- The U.K. workforce will soon have explicit rights laying out how, when and why they can request flexible working arrangements, including day-one eligibility.
- UK’s Minister for Small Business, Kevin Hollinrake, has expressed his support for the bill, stating he believes greater flexibility over where, when, and how people work is an integral part of their plan to make the U.K. the best place in the world to work.
- The bill also requires employers to consult with their employees and explore alternate available options before rejecting a flexible working request.
The United Kingdom is on the brink of a significant shift in employment practices with the Employment Relations (Flexible Working) Bill moving closer to becoming law.

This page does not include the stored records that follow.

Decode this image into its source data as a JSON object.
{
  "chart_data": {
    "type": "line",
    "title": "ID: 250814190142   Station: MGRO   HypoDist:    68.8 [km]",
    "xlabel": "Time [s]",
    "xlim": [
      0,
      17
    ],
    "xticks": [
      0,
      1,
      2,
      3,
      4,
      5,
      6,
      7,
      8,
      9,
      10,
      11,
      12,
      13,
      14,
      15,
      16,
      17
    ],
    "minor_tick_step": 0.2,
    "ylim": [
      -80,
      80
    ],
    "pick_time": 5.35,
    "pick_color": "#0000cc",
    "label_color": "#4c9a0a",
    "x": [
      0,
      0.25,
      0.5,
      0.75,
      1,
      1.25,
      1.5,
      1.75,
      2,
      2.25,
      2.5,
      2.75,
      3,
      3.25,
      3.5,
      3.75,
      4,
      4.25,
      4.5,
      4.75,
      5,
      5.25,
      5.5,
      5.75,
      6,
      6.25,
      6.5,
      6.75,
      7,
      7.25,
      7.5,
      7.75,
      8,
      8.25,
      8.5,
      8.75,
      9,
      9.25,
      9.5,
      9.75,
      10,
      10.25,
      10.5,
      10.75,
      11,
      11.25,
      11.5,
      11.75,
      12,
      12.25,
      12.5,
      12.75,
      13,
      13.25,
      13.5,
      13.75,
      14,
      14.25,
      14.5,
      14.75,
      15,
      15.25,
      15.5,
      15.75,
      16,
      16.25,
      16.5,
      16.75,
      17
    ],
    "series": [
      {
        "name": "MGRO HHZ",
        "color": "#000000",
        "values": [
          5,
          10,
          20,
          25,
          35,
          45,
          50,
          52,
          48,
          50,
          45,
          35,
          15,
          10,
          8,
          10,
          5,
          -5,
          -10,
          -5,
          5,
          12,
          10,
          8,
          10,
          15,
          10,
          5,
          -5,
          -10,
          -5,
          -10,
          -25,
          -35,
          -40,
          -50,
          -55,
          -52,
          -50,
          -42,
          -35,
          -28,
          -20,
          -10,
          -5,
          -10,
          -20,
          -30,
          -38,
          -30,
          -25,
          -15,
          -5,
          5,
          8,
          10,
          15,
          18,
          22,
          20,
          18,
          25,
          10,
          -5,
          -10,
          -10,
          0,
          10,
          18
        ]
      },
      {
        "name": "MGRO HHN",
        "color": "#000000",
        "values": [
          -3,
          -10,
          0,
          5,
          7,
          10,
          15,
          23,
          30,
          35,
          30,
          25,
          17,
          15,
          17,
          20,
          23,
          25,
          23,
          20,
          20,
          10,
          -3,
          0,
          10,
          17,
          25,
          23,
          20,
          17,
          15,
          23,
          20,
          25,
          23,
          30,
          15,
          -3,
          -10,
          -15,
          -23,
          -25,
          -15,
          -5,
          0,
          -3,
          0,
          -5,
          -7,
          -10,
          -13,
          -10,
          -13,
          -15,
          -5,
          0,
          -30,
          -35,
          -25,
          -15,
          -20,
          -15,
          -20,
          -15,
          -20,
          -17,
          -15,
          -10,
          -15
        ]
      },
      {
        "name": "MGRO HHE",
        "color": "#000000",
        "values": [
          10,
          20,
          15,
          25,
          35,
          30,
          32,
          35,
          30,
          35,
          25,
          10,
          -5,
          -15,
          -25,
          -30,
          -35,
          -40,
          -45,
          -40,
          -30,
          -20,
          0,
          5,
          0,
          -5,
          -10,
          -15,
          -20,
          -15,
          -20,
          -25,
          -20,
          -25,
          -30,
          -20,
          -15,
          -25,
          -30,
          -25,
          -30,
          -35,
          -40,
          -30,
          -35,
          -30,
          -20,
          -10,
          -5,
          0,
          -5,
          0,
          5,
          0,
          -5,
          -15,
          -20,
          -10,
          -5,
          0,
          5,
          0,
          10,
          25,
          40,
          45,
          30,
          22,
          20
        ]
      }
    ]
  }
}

This legislation is set to revolutionize the working landscape for millions of employees across the U.K. by granting them the right to request flexible working from their first day on the job.
The bill successfully passed through the House of Lords without any amendments this week, and now awaits royal assent before it officially becomes law.
Currently, workers are required to provide 26 weeks of continuous service before they can apply to change their work location, hours, or pattern. However, the new bill will remove this qualifying period, making flexible working a day-one right.
The soon-to-be law also increases the number of flexible working requests an employee can make within a 12-month period from one to two. Further, it eliminates the requirement for employees to explain how the effects of their flexible working request might be dealt with by their employer.
However, it’s important to note that while employees will have the right to request flexible working, companies will still need to approve these requests, and approval is not guaranteed. Under the new law, employers are required to respond to requests within two months, down from the three months currently stipulated. The bill also requires employers to consult with their employees and explore alternate available options before rejecting a flexible working request.
The government believes that these changes will give employees a greater say over when, where, and how they work. This flexibility is expected to help people balance their work and personal life, particularly those with responsibilities such as caring for children or vulnerable individuals.
The U.K.’s Minister for Small Business Kevin Hollinrake has expressed his support for the bill, stating that giving staff more say over their working pattern leads to happier employees and more productive businesses. He believes that greater flexibility over where, when, and how people work is an integral part of their plan to make the UK the best place in the world to work.
The passage of this bill marks a significant step towards a more flexible future of work in the U.K. It reflects a growing recognition of the benefits of flexible working, not just for employees but also for businesses, who stand to benefit from higher productivity and staff retention as a result.